Today, we want to share with you – thanks to Italy’s Catholic TV station TV2000’s docu-series Eccomi (“Here I Am”) – the story of Fr. Antonio Celletti, parochial vicar at St. Irenaeus Parish in Rome, Italy. He’s a widower, father, and grandfather, and he was ordained a priest in 2018 at the age of 68.
Ordained a priest at age 68
After his wife’s death, Celletti eventually became a permanent deacon, and then the idea of the priesthood came up.
Antonio was born into a simple family – his father was a factory worker, his mother a housewife – and as a boy he took part in the Scouts. That experience would prove to be very important for his formation.
He had a happy marriage with Luciana, and their dream was crowned with the birth of their daughter. Shortly thereafter, however, his wife was diagnosed with an autoimmune disease that soon led to a need for dialysis.
His wife’s illness
Antonio and Luciana faced all the trials of the disease together, including a complex organ transplant operation and 20 surgeries. They were always by each other’s side:
Seeing my wife suffer wasn’t pleasant; however, this led me to be available to her at all times. Available not only materially but available as a person, as a husband, as a man. I believe that a person who is in suffering receives consolation if she has someone to count on.

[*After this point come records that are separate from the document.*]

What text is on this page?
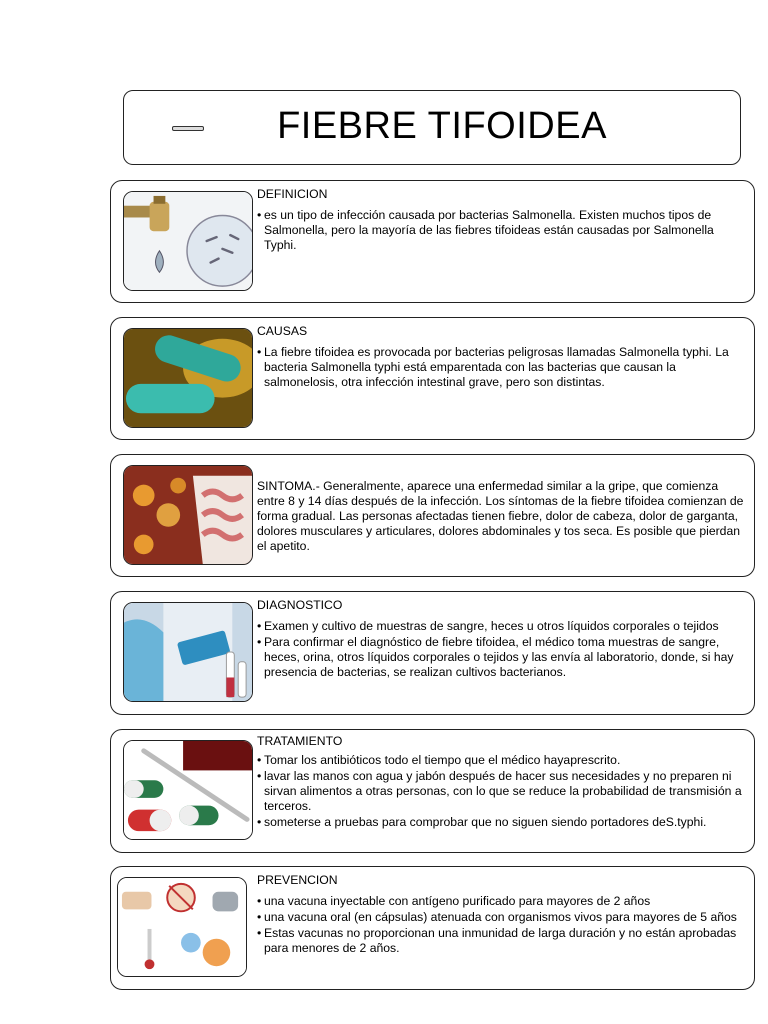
FIEBRE TIFOIDEA
DEFINICION
• es un tipo de infección causada por bacterias Salmonella. Existen muchos tipos de Salmonella, pero la mayoría de las fiebres tifoideas están causadas por Salmonella Typhi.
CAUSAS
• La fiebre tifoidea es provocada por bacterias peligrosas llamadas Salmonella typhi. La bacteria Salmonella typhi está emparentada con las bacterias que causan la salmonelosis, otra infección intestinal grave, pero son distintas.
SINTOMA.- Generalmente, aparece una enfermedad similar a la gripe, que comienza entre 8 y 14 días después de la infección. Los síntomas de la fiebre tifoidea comienzan de forma gradual. Las personas afectadas tienen fiebre, dolor de cabeza, dolor de garganta, dolores musculares y articulares, dolores abdominales y tos seca. Es posible que pierdan el apetito.
DIAGNOSTICO
• Examen y cultivo de muestras de sangre, heces u otros líquidos corporales o tejidos
• Para confirmar el diagnóstico de fiebre tifoidea, el médico toma muestras de sangre, heces, orina, otros líquidos corporales o tejidos y las envía al laboratorio, donde, si hay presencia de bacterias, se realizan cultivos bacterianos.
TRATAMIENTO
• Tomar los antibióticos todo el tiempo que el médico hayaprescrito.
• lavar las manos con agua y jabón después de hacer sus necesidades y no preparen ni sirvan alimentos a otras personas, con lo que se reduce la probabilidad de transmisión a terceros.
• someterse a pruebas para comprobar que no siguen siendo portadores deS.typhi.
PREVENCION
• una vacuna inyectable con antígeno purificado para mayores de 2 años
• una vacuna oral (en cápsulas) atenuada con organismos vivos para mayores de 5 años
• Estas vacunas no proporcionan una inmunidad de larga duración y no están aprobadas para menores de 2 años.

At his wife’s side until her death
On November 23, 2006, Luciana died, an indelible date in Antonio’s memory:
A date preceded by feelings of tenderness (…) She was willing to the last to try to be useful to others – she always tried – and to live her suffering, her illness, with dignity. I simply sought to be close to her, because in these circumstances there’s no use for great gestures (…) in the end when we knew there was nothing more to be done, we forgave each other.

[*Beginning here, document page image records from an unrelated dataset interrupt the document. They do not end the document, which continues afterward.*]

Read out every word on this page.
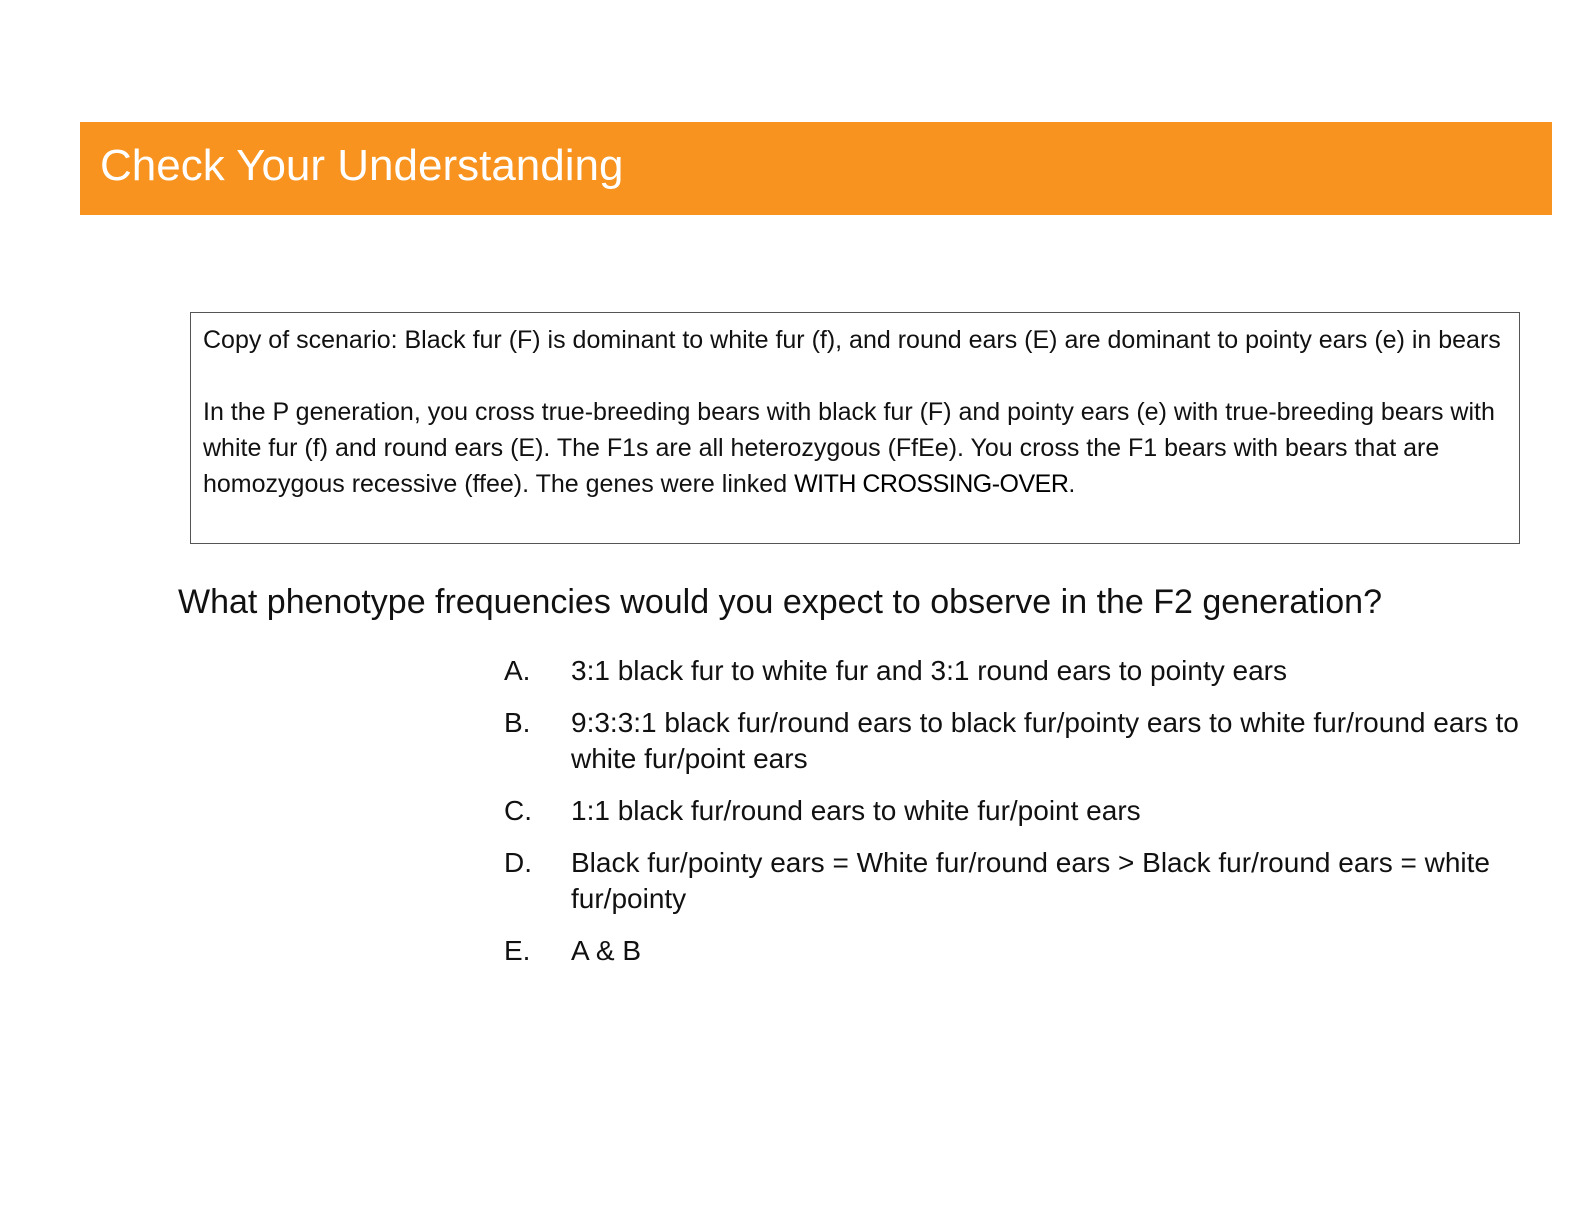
Check Your Understanding

Copy of scenario: Black fur (F) is dominant to white fur (f), and round ears (E) are dominant to pointy ears (e) in bears

In the P generation, you cross true-breeding bears with black fur (F) and pointy ears (e) with true-breeding bears with white fur (f) and round ears (E). The F1s are all heterozygous (FfEe). You cross the F1 bears with bears that are homozygous recessive (ffee). The genes were linked WITH CROSSING-OVER.

What phenotype frequencies would you expect to observe in the F2 generation?
A.	3:1 black fur to white fur and 3:1 round ears to pointy ears
B.	9:3:3:1 black fur/round ears to black fur/pointy ears to white fur/round ears to white fur/point ears
C.	1:1 black fur/round ears to white fur/point ears
D.	Black fur/pointy ears = White fur/round ears > Black fur/round ears = white fur/pointy
E.	A & B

Fr. Antonio, barely containing his emotion, says, “Faith has helped me, because I’ve always considered her to be alive, and in fact I feel her close to me, and she’s here right now, together with us.”

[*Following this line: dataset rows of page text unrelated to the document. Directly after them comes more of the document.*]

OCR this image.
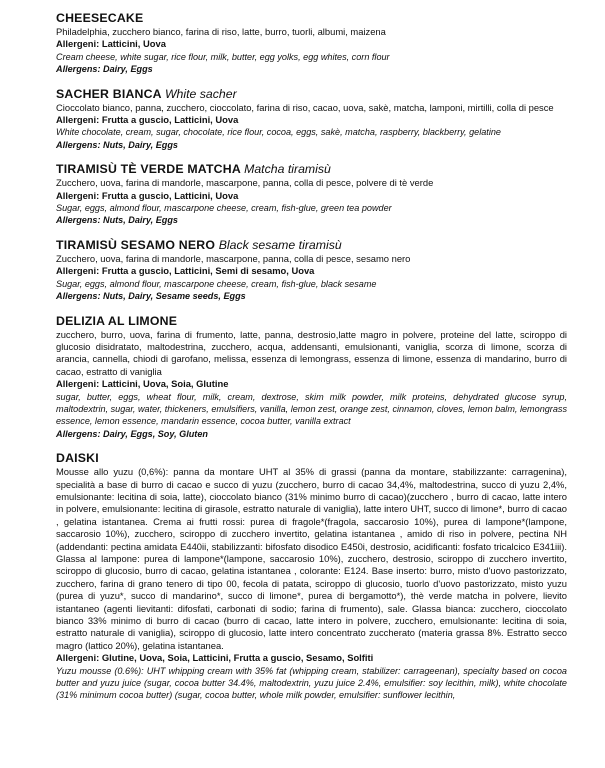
CHEESECAKE

Philadelphia, zucchero bianco, farina di riso, latte, burro, tuorli, albumi, maizena

Allergeni: Latticini, Uova

Cream cheese, white sugar, rice flour, milk, butter, egg yolks, egg whites, corn flour

Allergens: Dairy, Eggs

SACHER BIANCA White sacher

Cioccolato bianco, panna, zucchero, cioccolato, farina di riso, cacao, uova, sakè, matcha, lamponi, mirtilli, colla di pesce

Allergeni: Frutta a guscio, Latticini, Uova

White chocolate, cream, sugar, chocolate, rice flour, cocoa, eggs, sakè, matcha, raspberry, blackberry, gelatine

Allergens: Nuts, Dairy, Eggs

TIRAMISÙ TÈ VERDE MATCHA Matcha tiramisù

Zucchero, uova, farina di mandorle, mascarpone, panna, colla di pesce, polvere di tè verde

Allergeni: Frutta a guscio, Latticini, Uova

Sugar, eggs, almond flour, mascarpone cheese, cream, fish-glue, green tea powder

Allergens: Nuts, Dairy, Eggs

TIRAMISÙ SESAMO NERO Black sesame tiramisù

Zucchero, uova, farina di mandorle, mascarpone, panna, colla di pesce, sesamo nero

Allergeni: Frutta a guscio, Latticini, Semi di sesamo, Uova

Sugar, eggs, almond flour, mascarpone cheese, cream, fish-glue, black sesame

Allergens: Nuts, Dairy, Sesame seeds, Eggs

DELIZIA AL LIMONE

zucchero, burro, uova, farina di frumento, latte, panna, destrosio,latte magro in polvere, proteine del latte, sciroppo di glucosio disidratato, maltodestrina, zucchero, acqua, addensanti, emulsionanti, vaniglia, scorza di limone, scorza di arancia, cannella, chiodi di garofano, melissa, essenza di lemongrass, essenza di limone, essenza di mandarino, burro di cacao, estratto di vaniglia

Allergeni: Latticini, Uova, Soia, Glutine

sugar, butter, eggs, wheat flour, milk, cream, dextrose, skim milk powder, milk proteins, dehydrated glucose syrup, maltodextrin, sugar, water, thickeners, emulsifiers, vanilla, lemon zest, orange zest, cinnamon, cloves, lemon balm, lemongrass essence, lemon essence, mandarin essence, cocoa butter, vanilla extract

Allergens: Dairy, Eggs, Soy, Gluten

DAISKI

Mousse allo yuzu (0,6%): panna da montare UHT al 35% di grassi (panna da montare, stabilizzante: carragenina), specialità a base di burro di cacao e succo di yuzu (zucchero, burro di cacao 34,4%, maltodestrina, succo di yuzu 2,4%, emulsionante: lecitina di soia, latte), cioccolato bianco (31% minimo burro di cacao)(zucchero , burro di cacao, latte intero in polvere, emulsionante: lecitina di girasole, estratto naturale di vaniglia), latte intero UHT, succo di limone*, burro di cacao , gelatina istantanea. Crema ai frutti rossi: purea di fragole*(fragola, saccarosio 10%), purea di lampone*(lampone, saccarosio 10%), zucchero, sciroppo di zucchero invertito, gelatina istantanea , amido di riso in polvere, pectina NH (addendanti: pectina amidata E440ii, stabilizzanti: bifosfato disodico E450i, destrosio, acidificanti: fosfato tricalcico E341iii). Glassa al lampone: purea di lampone*(lampone, saccarosio 10%), zucchero, destrosio, sciroppo di zucchero invertito, sciroppo di glucosio, burro di cacao, gelatina istantanea , colorante: E124. Base inserto: burro, misto d'uovo pastorizzato, zucchero, farina di grano tenero di tipo 00, fecola di patata, sciroppo di glucosio, tuorlo d'uovo pastorizzato, misto yuzu (purea di yuzu*, succo di mandarino*, succo di limone*, purea di bergamotto*), thè verde matcha in polvere, lievito istantaneo (agenti lievitanti: difosfati, carbonati di sodio; farina di frumento), sale. Glassa bianca: zucchero, cioccolato bianco 33% minimo di burro di cacao (burro di cacao, latte intero in polvere, zucchero, emulsionante: lecitina di soia, estratto naturale di vaniglia), sciroppo di glucosio, latte intero concentrato zuccherato (materia grassa 8%. Estratto secco magro (lattico 20%), gelatina istantanea.

Allergeni: Glutine, Uova, Soia, Latticini, Frutta a guscio, Sesamo, Solfiti

Yuzu mousse (0.6%): UHT whipping cream with 35% fat (whipping cream, stabilizer: carrageenan), specialty based on cocoa butter and yuzu juice (sugar, cocoa butter 34.4%, maltodextrin, yuzu juice 2.4%, emulsifier: soy lecithin, milk), white chocolate (31% minimum cocoa butter) (sugar, cocoa butter, whole milk powder, emulsifier: sunflower lecithin,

The family’s reactions to their dad and grandad becoming a priest
When Antonio informed his daughter that he would become a priest, she was initially stunned, afraid of losing her father. However, she then came around and accepted it with joy. Fr. Antonio says, “Things that come from God always have a positive connotation. In the end she admitted, ‘I was afraid of losing you, but not only did I not lose you; I actually gained something.”
His two granddaughters were also stunned at their grandpa’s decision. Maria, his oldest granddaughter (9 years old at the time) had a sweet conversation with him: “But will you still be my grandpa?” “Of course.” “And will I still be able to play with you?” “Of course.” “Then that’s fine.”
“My task is to bring God’s mercy to people.”
Fr. Celletti concludes his testimony by sharing memories of his first Eucharistic celebration:
The first time I celebrated the Eucharist was very emotional. Today my task as a priest is to try to bring God’s mercy to people, and to search for people so that they may encounter God’s mercy. Searching for souls.
The story of this vocation is a shining testimony to what Blessed Chiara Corbella Petrillo said: “What God wants for us is much more beautiful than anything we could imagine to ask for.”